Vielleicht nicht derart live – indem eine ältere Dame mir begütigend zuspricht – aber hey, this is performance. Let it go, let it speak for itself!
Dass genau das das Wesen von Kunst ist, muss ich mir selbst auch immer wieder klarmachen. Ich werfe eine Geschichte, Figuren, meine Art, die Welt zu erleben, in den Ring – was daraus folgt und wie es verstanden wird, entzieht sich meiner Kontrolle.
Klar ist es toll, wenn’s auf jemanden trifft, der genau das darin sieht, was man selbst meint, damit gemeint zu haben. Aber so, wie es noch ein bisschen toller ist, wenn jemand noch mehr darin sieht – auch etwas, von dem man nicht wusste, dass es überhaupt drinsteht – ist es auch toll, wenn sich einfach nur die Frage oder Unverständnis oder Befremdetsein breitmachen. Nicht so leicht auszuhalten. Dafür Stoff für den nächsten Roman.
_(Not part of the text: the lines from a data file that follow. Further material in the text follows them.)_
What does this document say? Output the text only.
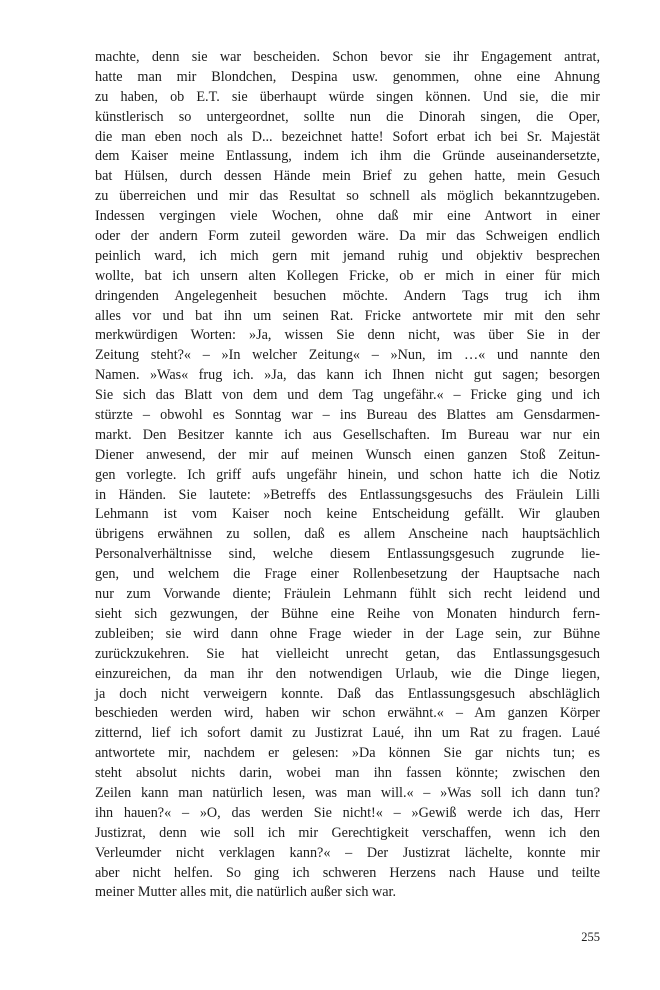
machte, denn sie war bescheiden. Schon bevor sie ihr Engagement antrat,
hatte man mir Blondchen, Despina usw. genommen, ohne eine Ahnung
zu haben, ob E.T. sie überhaupt würde singen können. Und sie, die mir
künstlerisch so untergeordnet, sollte nun die Dinorah singen, die Oper,
die man eben noch als D... bezeichnet hatte! Sofort erbat ich bei Sr. Majestät
dem Kaiser meine Entlassung, indem ich ihm die Gründe auseinandersetzte,
bat Hülsen, durch dessen Hände mein Brief zu gehen hatte, mein Gesuch
zu überreichen und mir das Resultat so schnell als möglich bekanntzugeben.
Indessen vergingen viele Wochen, ohne daß mir eine Antwort in einer
oder der andern Form zuteil geworden wäre. Da mir das Schweigen endlich
peinlich ward, ich mich gern mit jemand ruhig und objektiv besprechen
wollte, bat ich unsern alten Kollegen Fricke, ob er mich in einer für mich
dringenden Angelegenheit besuchen möchte. Andern Tags trug ich ihm
alles vor und bat ihn um seinen Rat. Fricke antwortete mir mit den sehr
merkwürdigen Worten: »Ja, wissen Sie denn nicht, was über Sie in der
Zeitung steht?« – »In welcher Zeitung« – »Nun, im …« und nannte den
Namen. »Was« frug ich. »Ja, das kann ich Ihnen nicht gut sagen; besorgen
Sie sich das Blatt von dem und dem Tag ungefähr.« – Fricke ging und ich
stürzte – obwohl es Sonntag war – ins Bureau des Blattes am Gensdarmen-
markt. Den Besitzer kannte ich aus Gesellschaften. Im Bureau war nur ein
Diener anwesend, der mir auf meinen Wunsch einen ganzen Stoß Zeitun-
gen vorlegte. Ich griff aufs ungefähr hinein, und schon hatte ich die Notiz
in Händen. Sie lautete: »Betreffs des Entlassungsgesuchs des Fräulein Lilli
Lehmann ist vom Kaiser noch keine Entscheidung gefällt. Wir glauben
übrigens erwähnen zu sollen, daß es allem Anscheine nach hauptsächlich
Personalverhältnisse sind, welche diesem Entlassungsgesuch zugrunde lie-
gen, und welchem die Frage einer Rollenbesetzung der Hauptsache nach
nur zum Vorwande diente; Fräulein Lehmann fühlt sich recht leidend und
sieht sich gezwungen, der Bühne eine Reihe von Monaten hindurch fern-
zubleiben; sie wird dann ohne Frage wieder in der Lage sein, zur Bühne
zurückzukehren. Sie hat vielleicht unrecht getan, das Entlassungsgesuch
einzureichen, da man ihr den notwendigen Urlaub, wie die Dinge liegen,
ja doch nicht verweigern konnte. Daß das Entlassungsgesuch abschläglich
beschieden werden wird, haben wir schon erwähnt.« – Am ganzen Körper
zitternd, lief ich sofort damit zu Justizrat Laué, ihn um Rat zu fragen. Laué
antwortete mir, nachdem er gelesen: »Da können Sie gar nichts tun; es
steht absolut nichts darin, wobei man ihn fassen könnte; zwischen den
Zeilen kann man natürlich lesen, was man will.« – »Was soll ich dann tun?
ihn hauen?« – »O, das werden Sie nicht!« – »Gewiß werde ich das, Herr
Justizrat, denn wie soll ich mir Gerechtigkeit verschaffen, wenn ich den
Verleumder nicht verklagen kann?« – Der Justizrat lächelte, konnte mir
aber nicht helfen. So ging ich schweren Herzens nach Hause und teilte
meiner Mutter alles mit, die natürlich außer sich war.
255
Oder zumindest für diese Keynote.
In der ich sagen möchte:
Die Gesellschaft braucht Literatur.
Die Gesellschaft braucht Literaturveranstaltungen.
Die Kunst kann es sich nicht leisten, nur von denen gemacht zu werden, die es sich leisten können.
Die Kunst hat keinen Preis und keinen kontrollierbaren Wert. Wie auch, wo sie doch noch nicht mal ein kontrollierbares Rezeptionsergebnis hat!
Und das ist gut, das muss genau so sein. Darin zeigt sich überhaupt erst ihr Wesen.